Kızıma Masa Üstü Mektubu

Canım Evladım Gizem Gökşen,

Bugün okuldan eve döndüğünde masanın üstünde bu mektubu bulacaksın.Sonuna kadar kolayca oku diye iri harflerle yazıyorum. İşyerimizin İstanbul'daki bir programı için biz bugün yola çıkıyoruz. Dolapta senin sevdiğin zeytin yağlı taze fasulye, cacık ve yine köyden gönderilen zeytin yağlı kuru börülce yemeği var.

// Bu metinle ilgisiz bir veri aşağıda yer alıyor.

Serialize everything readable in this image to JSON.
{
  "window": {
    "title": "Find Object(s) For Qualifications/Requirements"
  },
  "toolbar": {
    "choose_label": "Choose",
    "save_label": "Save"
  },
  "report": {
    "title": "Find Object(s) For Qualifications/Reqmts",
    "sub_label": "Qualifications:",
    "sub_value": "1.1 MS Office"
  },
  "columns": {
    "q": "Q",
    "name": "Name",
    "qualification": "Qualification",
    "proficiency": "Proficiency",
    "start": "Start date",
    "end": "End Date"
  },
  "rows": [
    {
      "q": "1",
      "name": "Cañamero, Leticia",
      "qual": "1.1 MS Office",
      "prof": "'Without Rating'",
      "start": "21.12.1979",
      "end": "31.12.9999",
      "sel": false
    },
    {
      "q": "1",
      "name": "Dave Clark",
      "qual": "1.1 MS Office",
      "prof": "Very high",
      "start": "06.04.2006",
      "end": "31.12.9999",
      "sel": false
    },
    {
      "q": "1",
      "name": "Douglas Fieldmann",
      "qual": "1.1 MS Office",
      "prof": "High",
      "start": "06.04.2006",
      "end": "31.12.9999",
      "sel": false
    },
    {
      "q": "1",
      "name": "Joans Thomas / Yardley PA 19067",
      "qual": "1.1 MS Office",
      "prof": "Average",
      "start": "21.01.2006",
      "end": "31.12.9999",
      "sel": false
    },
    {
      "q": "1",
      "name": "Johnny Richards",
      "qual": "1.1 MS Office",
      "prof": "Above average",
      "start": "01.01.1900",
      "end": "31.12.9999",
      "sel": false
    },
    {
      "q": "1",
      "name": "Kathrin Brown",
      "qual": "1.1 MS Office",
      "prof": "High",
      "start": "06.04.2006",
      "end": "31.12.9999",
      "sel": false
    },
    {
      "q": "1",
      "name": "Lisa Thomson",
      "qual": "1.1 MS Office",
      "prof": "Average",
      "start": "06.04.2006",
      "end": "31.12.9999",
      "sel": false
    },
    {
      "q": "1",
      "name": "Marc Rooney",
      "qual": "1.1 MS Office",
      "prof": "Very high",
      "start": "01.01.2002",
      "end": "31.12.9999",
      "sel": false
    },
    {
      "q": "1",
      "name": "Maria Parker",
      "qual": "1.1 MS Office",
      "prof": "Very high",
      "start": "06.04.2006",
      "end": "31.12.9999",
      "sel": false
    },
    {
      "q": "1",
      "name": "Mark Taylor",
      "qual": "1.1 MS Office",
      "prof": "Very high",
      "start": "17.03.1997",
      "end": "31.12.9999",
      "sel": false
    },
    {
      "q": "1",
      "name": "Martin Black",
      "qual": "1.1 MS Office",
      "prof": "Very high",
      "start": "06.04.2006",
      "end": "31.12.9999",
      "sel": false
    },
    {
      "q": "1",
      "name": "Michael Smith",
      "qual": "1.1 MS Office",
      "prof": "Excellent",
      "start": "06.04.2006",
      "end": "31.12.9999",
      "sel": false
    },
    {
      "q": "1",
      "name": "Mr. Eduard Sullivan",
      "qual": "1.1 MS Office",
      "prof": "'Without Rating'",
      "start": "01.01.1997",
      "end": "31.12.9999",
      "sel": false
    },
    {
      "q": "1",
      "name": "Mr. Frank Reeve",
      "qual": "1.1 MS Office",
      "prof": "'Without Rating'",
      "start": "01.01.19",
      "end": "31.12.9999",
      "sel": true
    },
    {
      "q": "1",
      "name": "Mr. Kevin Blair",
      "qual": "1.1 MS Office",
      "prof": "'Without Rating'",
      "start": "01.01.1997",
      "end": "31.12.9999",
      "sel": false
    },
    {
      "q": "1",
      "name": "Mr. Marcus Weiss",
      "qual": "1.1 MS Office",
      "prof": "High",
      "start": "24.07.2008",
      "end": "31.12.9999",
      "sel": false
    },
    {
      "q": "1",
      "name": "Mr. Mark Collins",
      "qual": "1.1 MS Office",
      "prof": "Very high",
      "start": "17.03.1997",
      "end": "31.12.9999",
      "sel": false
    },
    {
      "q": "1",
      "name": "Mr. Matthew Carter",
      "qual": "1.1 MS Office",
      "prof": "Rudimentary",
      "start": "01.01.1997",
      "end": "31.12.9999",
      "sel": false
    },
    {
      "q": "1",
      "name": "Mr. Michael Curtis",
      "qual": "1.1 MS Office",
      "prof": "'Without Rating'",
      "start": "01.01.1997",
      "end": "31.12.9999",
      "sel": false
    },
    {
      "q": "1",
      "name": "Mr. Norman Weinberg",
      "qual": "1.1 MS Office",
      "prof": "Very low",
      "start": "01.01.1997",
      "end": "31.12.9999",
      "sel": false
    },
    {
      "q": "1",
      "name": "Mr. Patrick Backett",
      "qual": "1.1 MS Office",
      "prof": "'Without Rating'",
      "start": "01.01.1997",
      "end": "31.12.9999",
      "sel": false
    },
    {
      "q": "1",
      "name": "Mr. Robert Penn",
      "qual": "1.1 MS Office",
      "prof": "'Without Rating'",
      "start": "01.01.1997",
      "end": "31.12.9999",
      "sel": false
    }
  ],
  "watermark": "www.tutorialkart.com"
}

Yemeğini yedikten sonra Tunalı Hilmi Caddesinde özlediğin arkadaşlarına gideceğini bildiğim için cacığa sarımsak koymadım.

Benim ev arkadaşım Gizem Gökşen'im,

Geçen Pazar günü seninle kahvaltı yaparken ben çok hüzünlendim. Son bardak çaylarımızı içerken sana demiştim ya:

'Sen güçlü bir kız oldun, yormadın beni hiç' diye.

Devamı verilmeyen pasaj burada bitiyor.